1. A semiconductor wafer carrying tool structure, comprising:

a support body;

a first shaft, connected with the support body;

an arm portion, connected with the first shaft, wherein one end of the arm portion is rotatably mounted to the support body through the first shaft;

a second shaft, connected with the arm portion; and

a wafer holder, for carrying a wafer, wherein the wafer holder is connected with the second shaft and is rotatably mounted on the other end of the arm portion through the second shaft,

wherein the wafer holder has a wafer centering unit comprising a plurality of pin cassettes and the plurality of pin cassettes is arranged on a frame portion of the wafer holder in diagonal positions, and each of the plurality of pin cassettes individually includes a retractable pin.

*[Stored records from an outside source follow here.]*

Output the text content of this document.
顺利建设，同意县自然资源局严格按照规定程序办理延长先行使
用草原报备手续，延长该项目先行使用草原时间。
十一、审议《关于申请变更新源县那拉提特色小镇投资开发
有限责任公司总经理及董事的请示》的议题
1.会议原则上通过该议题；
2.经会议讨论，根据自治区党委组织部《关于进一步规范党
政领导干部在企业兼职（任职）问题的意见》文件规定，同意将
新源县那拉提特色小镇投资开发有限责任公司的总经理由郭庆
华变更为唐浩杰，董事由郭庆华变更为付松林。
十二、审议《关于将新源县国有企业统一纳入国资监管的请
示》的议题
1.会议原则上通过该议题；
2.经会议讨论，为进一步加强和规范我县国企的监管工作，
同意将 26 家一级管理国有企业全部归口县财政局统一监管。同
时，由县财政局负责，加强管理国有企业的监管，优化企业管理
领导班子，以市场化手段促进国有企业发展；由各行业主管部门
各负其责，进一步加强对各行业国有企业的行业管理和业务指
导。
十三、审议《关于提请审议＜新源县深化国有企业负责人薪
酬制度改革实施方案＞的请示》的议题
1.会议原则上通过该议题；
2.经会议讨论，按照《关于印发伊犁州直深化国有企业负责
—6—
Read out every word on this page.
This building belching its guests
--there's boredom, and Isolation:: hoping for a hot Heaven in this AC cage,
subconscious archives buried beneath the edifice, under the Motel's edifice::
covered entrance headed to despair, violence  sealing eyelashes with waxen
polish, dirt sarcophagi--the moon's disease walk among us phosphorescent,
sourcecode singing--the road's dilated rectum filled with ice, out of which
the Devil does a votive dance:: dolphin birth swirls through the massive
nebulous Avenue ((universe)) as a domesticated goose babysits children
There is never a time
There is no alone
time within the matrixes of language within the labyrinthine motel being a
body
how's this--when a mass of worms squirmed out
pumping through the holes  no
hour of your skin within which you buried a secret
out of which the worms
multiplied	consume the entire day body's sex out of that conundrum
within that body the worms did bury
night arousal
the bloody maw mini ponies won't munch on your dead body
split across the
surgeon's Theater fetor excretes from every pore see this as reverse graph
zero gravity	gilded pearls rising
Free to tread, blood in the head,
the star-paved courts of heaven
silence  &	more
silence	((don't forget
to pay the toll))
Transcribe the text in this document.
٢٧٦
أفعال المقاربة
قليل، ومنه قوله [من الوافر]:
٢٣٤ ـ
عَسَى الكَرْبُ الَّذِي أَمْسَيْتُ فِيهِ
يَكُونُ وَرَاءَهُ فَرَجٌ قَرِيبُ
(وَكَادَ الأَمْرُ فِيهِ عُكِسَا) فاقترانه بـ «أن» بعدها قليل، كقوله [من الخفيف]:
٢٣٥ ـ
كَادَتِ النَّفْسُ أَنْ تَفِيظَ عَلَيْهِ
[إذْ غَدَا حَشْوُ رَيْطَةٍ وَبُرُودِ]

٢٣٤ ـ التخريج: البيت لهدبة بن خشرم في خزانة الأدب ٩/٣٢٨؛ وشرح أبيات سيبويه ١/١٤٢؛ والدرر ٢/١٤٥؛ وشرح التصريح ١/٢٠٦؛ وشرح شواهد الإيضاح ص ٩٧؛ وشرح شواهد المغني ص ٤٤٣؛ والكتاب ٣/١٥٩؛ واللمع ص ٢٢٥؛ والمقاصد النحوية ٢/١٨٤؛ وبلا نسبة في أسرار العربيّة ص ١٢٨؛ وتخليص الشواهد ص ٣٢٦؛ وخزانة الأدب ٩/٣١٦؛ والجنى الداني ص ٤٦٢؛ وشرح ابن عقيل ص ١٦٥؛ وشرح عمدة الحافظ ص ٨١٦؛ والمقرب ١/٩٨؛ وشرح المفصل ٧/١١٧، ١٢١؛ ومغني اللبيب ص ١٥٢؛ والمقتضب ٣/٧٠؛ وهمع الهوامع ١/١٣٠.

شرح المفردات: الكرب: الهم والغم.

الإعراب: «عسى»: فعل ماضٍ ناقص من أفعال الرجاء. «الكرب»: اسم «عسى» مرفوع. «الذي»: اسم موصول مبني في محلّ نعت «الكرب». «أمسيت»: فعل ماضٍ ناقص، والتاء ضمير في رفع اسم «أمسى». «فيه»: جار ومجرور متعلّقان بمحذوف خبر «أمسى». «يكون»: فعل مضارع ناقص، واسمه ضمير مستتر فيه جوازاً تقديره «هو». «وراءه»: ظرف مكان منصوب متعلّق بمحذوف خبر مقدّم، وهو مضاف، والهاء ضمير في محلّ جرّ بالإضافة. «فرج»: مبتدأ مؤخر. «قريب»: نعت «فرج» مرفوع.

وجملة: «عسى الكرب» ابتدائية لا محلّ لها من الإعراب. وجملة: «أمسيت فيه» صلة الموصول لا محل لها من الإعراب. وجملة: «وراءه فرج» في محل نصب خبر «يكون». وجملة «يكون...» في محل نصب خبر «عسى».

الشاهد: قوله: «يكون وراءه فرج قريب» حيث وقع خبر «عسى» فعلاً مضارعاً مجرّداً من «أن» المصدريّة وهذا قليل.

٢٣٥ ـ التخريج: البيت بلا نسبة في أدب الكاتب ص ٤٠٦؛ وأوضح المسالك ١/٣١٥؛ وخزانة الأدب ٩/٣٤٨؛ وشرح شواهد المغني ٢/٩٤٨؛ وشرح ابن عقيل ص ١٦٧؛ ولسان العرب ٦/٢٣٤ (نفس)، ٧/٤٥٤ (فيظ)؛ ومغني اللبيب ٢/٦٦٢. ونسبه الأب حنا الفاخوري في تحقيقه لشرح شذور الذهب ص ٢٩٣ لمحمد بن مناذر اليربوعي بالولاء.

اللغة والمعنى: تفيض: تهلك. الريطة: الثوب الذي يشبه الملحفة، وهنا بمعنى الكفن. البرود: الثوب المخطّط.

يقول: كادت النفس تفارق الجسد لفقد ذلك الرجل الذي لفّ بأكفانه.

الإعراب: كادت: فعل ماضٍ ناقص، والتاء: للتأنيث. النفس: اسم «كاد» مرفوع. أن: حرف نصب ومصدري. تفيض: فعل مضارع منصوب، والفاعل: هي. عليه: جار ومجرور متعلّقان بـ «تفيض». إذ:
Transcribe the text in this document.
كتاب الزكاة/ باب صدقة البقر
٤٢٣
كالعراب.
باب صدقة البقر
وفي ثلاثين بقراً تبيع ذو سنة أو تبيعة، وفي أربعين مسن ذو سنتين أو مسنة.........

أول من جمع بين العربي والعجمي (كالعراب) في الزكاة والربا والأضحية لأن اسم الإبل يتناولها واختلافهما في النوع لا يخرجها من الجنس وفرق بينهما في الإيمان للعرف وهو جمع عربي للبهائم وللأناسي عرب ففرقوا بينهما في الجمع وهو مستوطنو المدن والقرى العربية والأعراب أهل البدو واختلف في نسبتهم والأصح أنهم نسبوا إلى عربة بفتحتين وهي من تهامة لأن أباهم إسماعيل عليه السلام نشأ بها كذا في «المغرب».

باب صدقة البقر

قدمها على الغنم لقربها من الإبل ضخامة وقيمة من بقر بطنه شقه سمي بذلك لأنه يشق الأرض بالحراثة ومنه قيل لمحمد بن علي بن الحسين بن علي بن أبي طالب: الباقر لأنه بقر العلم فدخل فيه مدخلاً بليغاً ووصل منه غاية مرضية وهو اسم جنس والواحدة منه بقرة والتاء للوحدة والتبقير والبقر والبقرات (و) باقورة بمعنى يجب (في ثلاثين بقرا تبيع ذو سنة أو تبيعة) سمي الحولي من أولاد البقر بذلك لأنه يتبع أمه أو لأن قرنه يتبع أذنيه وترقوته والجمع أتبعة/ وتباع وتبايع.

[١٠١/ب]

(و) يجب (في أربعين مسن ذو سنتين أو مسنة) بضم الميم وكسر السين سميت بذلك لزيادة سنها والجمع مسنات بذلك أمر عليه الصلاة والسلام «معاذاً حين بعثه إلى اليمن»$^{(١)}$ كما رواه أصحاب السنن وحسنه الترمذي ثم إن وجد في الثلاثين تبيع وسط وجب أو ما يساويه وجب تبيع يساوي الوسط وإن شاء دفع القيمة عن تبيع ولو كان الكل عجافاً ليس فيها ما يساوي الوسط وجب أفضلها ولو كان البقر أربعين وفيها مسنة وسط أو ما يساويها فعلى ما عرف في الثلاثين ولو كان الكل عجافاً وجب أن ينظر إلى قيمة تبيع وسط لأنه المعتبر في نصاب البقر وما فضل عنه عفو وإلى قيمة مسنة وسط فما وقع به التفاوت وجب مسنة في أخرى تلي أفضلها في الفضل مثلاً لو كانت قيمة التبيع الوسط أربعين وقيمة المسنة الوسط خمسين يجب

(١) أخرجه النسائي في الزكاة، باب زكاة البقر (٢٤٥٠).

2. The structure of claim 1, wherein the plurality of pin cassettes arranged on the frame portion defines a spacing with a first diameter, and the first diameter is larger than a second diameter of the wafer.

3. The structure of claim 2, wherein when the wafer centering unit is in operation, the retractable pins are jutted out of the plurality of pin cassettes at the same time and each retractable pin is protruded out of the plurality of pin cassettes with a distance M, and the distance M is equivalent to a half of the difference between the first diameter and the second diameter.

4. The structure of claim 3, wherein when the wafer centering unit is not in operation, the retractable pins are located within the plurality of pin cassettes.

5. The structure of claim 1, wherein the plurality of pin cassettes includes four pin cassettes.

6. The structure of claim 1, wherein the wafer holder further comprises a plurality of support pins for supporting the wafer carried by the wafer holder, wherein the plurality of support pins is arranged on the frame portion of the wafer holder in diagonal positions, but the plurality of support pins is separate from the plurality of pin cassettes.

7. The structure of claim 6, wherein the plurality of support pins includes four support pins.

8. The structure of claim 1, wherein the wafer holder rotates about the first shaft, while the arm portion rotates about second shaft.

9. The structure of claim 1, wherein the first shaft and the second shaft are driven by a motor coupling to the support body.

10. A wafer holder, for carrying a wafer, comprising:

a frame portion;

a wafer centering unit comprising a plurality of pin cassettes, wherein the plurality of pin cassettes is arranged on the frame portion in diagonal positions, and each of the plurality of pin cassettes individually includes a retractable pin; and

a plurality of support pins for supporting the wafer carried by the wafer holder, wherein the plurality of support pins is arranged on the frame portion in diagonal positions and contacts with an edge of the wafer when supporting the wafer, and the plurality of support pins is separate from the plurality of pin cassettes.

11. The wafer holder of claim 10, wherein the plurality of pin cassettes arranged on the frame portion defines a spacing with a first diameter, and the first diameter is larger than a second diameter of the wafer.

12. The wafer holder of claim 11, wherein when the wafer centering unit is in operation, the retractable pins are jutted out of the plurality of pin cassettes at the same time and each retractable pin is protruded out of the plurality of pin cassettes with a distance M, and the distance M is equivalent to a half of the difference between the first diameter and the second diameter.

13. The wafer holder of claim 12, wherein when the wafer centering unit is not in operation, the retractable pins are located within the plurality of pin cassettes.

14. The wafer holder of claim 10, wherein the plurality of pin cassettes includes at least three pin cassettes.

15. The wafer holder of claim 10, wherein the plurality of support pins includes four support pins.